Para alcançar a elucidação de cada caso, os policiais civis da unidade realizaram uma análise técnica e cautelosa de todo o material produzido nas investigações iniciais. O objetivo era verificar se todas as diligências necessárias haviam sido cumpridas e avaliar a existência de novos caminhos investigativos para a identificação de autores, evitando a prescrição dos crimes e esgotando todas as possibilidades.
Esse trabalho minucioso foi potencializado, ao longo dos anos, pela integração com a Polícia Científica do Paraná, responsável pela realização de perícias criminais no Estado.

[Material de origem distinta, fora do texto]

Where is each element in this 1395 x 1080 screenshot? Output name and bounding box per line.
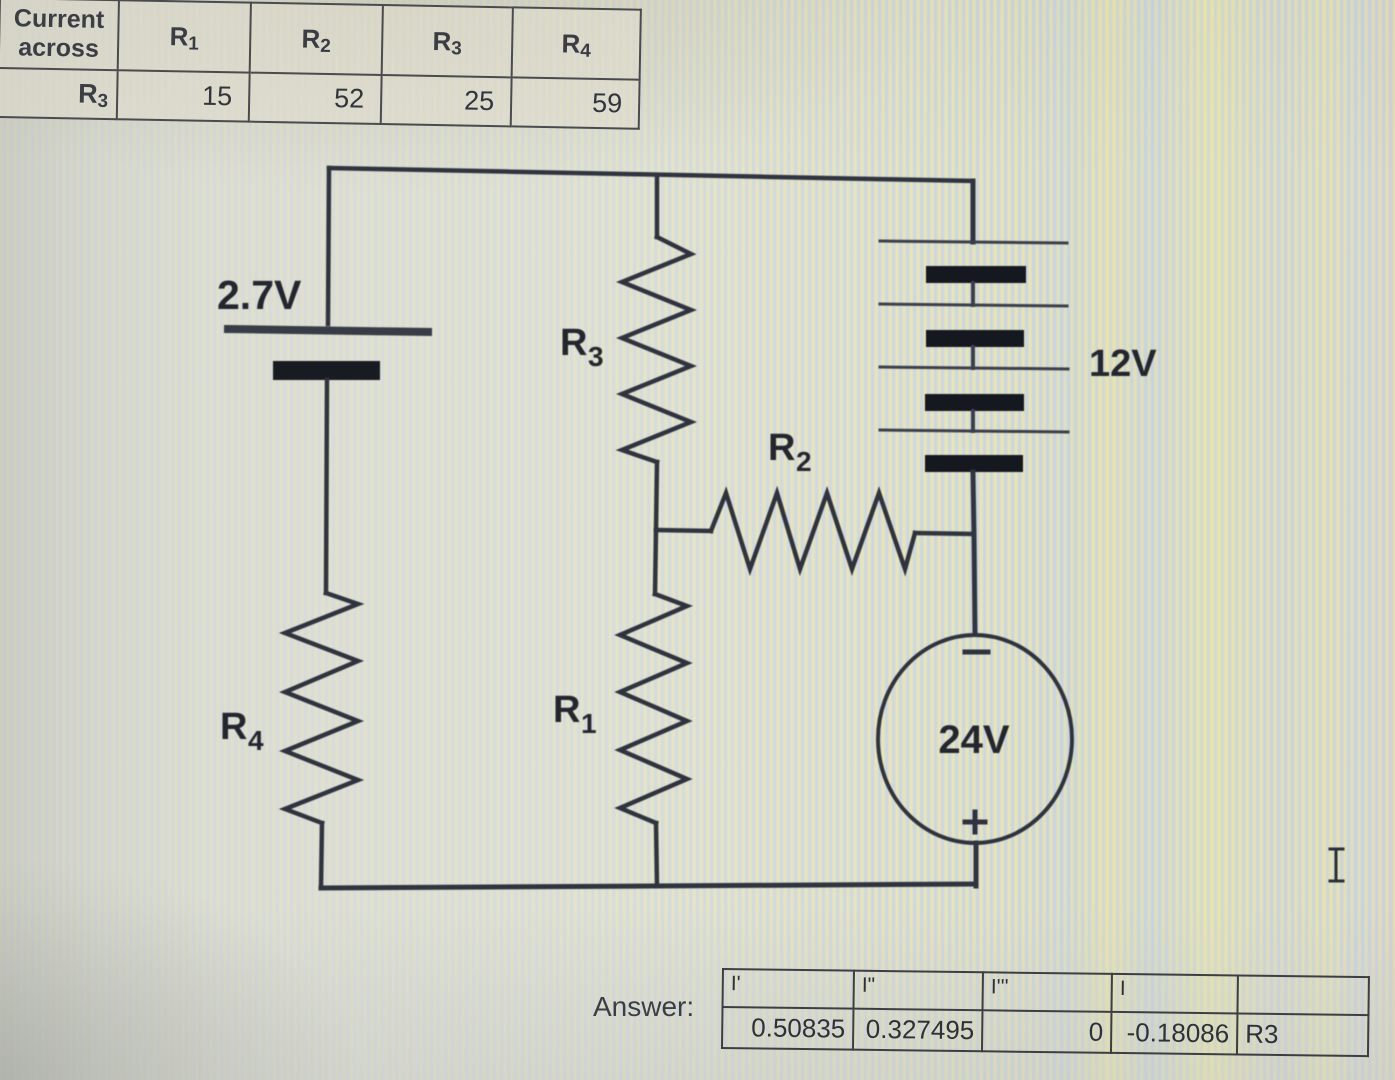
svg-text:2.7V: 2.7V: [217, 272, 302, 318]
resistor R1: [620, 594, 687, 823]
label R1: [553, 689, 597, 739]
battery 12V connector 1: [971, 283, 975, 305]
battery 12V connector 3: [971, 411, 975, 431]
battery B1 2.7V positive plate: [228, 329, 428, 332]
source V1 minus terminal: [965, 650, 988, 655]
battery 12V connector 2: [971, 347, 975, 368]
wire 12V battery top: [971, 181, 976, 242]
battery B1 2.7V negative plate: [273, 361, 380, 380]
wire to source top: [974, 534, 975, 634]
source V1 24V circle: [878, 635, 1072, 843]
wire top: [329, 168, 973, 181]
table: given currents: [0, 0, 642, 130]
wire bottom: [321, 884, 976, 888]
svg-text:R: R: [220, 706, 247, 748]
battery 12V cell1 long plate: [880, 241, 1067, 243]
label 12V: [1089, 343, 1157, 385]
svg-text:1: 1: [581, 708, 597, 739]
wire 12V battery bottom: [973, 472, 974, 534]
label 2.7V: [217, 272, 302, 318]
battery 12V cell4 short plate: [925, 455, 1023, 472]
wire source bottom: [974, 843, 979, 886]
svg-text:3: 3: [588, 341, 604, 372]
table: answer currents: [721, 968, 1370, 1057]
resistor R3: [622, 237, 691, 462]
svg-text:R: R: [553, 689, 580, 731]
wire R1 top: [655, 530, 656, 594]
label Answer:: [593, 991, 694, 1023]
source V1 plus terminal: [965, 812, 985, 832]
label R3: [560, 322, 604, 372]
text cursor I-beam: [1330, 849, 1343, 881]
battery 12V cell3 short plate: [925, 394, 1024, 411]
battery 12V cell2 short plate: [926, 330, 1024, 347]
svg-text:24V: 24V: [938, 718, 1009, 762]
wire R2 to battery wire: [915, 533, 974, 534]
wire left bottom: [321, 823, 322, 888]
wire R3 top: [655, 175, 660, 237]
label 24V: [938, 718, 1009, 762]
svg-text:R: R: [768, 427, 795, 469]
battery 12V cell1 short plate: [926, 266, 1026, 283]
node A junction wire to R2: [656, 530, 711, 531]
svg-text:R: R: [560, 322, 587, 364]
label R4: [220, 706, 264, 756]
resistor R2: [711, 493, 915, 569]
label R2: [768, 427, 812, 477]
battery 12V cell2 long plate: [880, 304, 1067, 306]
svg-text:2: 2: [796, 446, 812, 477]
svg-text:4: 4: [248, 725, 264, 756]
wire left middle: [326, 380, 327, 593]
battery 12V cell3 long plate: [880, 367, 1068, 369]
wire R1 bottom: [656, 823, 657, 886]
svg-text:12V: 12V: [1089, 343, 1157, 385]
wire R3 to node A: [656, 462, 657, 530]
resistor R4: [285, 593, 358, 823]
battery 12V cell4 long plate: [880, 430, 1068, 432]
wire left top: [328, 168, 329, 324]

A modernização do Instituto de Identificação do Paraná, que faz parte da PCPR, também contribuiu com confrontos papiloscópicos técnicos e precisos que levaram às identidades de suspeitos.
O uso de ferramentas de inteligência, técnicas modernas de investigação digital e o cruzamento de informações em bancos de dados também foram fundamentais para a elucidação de tantos casos. “Muitos vestígios que, no passado, não geravam resultados puderam ser reavaliados com as tecnologias atuais. Conseguimos confrontar materiais genéticos, digitais e balísticos em nível nacional por meio de ferramentas como o Banco Nacional de Perfis Genéticos (BNPG), o AFIS Criminal e o Sistema Nacional de Análises Balísticas (Sinab)”, afirma a delegada.
BNPG -Um dos casos de maior repercussão solucionados pela unidade contou com informações obtidas por meio do BNPG. Em 2019, o autor do homicídio de Rachel Genofre, ocorrido em 2008, foi identificado após a coleta de material genético realizada no presídio onde ele se encontrava, no estado de São Paulo. As informações foram inseridas na base de dados nacional e apresentaram compatibilidade com o material genético encontrado no corpo da vítima à época do crime.
Nos últimos cinco anos, a DHMC elucidou diversos homicídios e tentativas de homicídio, impactando diretamente a vida de familiares das vítimas e a segurança da sociedade. “Muitas destas famílias já não tinham mais esperança de uma resposta. Quando conseguimos esclarecer esses casos, trazemos uma sensação de justiça, alívio emocional e reforçamos a confiança da população na aplicação da lei”, ressalta. “Além disso, a responsabilização desses autores impede que continuem cometendo outros crimes, encerrando ciclos de violência.”
Com o cumprimento integral de sua missão institucional, a Delegacia de Homicídios de Maior Complexidade teve suas atividades encerradas em dezembro de 2025. Os policiais civis que atuavam na unidade foram integrados às demais delegacias da DHPP, reforçando as equipes responsáveis por investigações de homicídios recentes na Capital. “Agora, esse efetivo passa a atuar nos casos atuais, o que deve trazer mais agilidade nas apurações e um índice ainda maior de solução de crimes contra a vida”, conclui a delegada.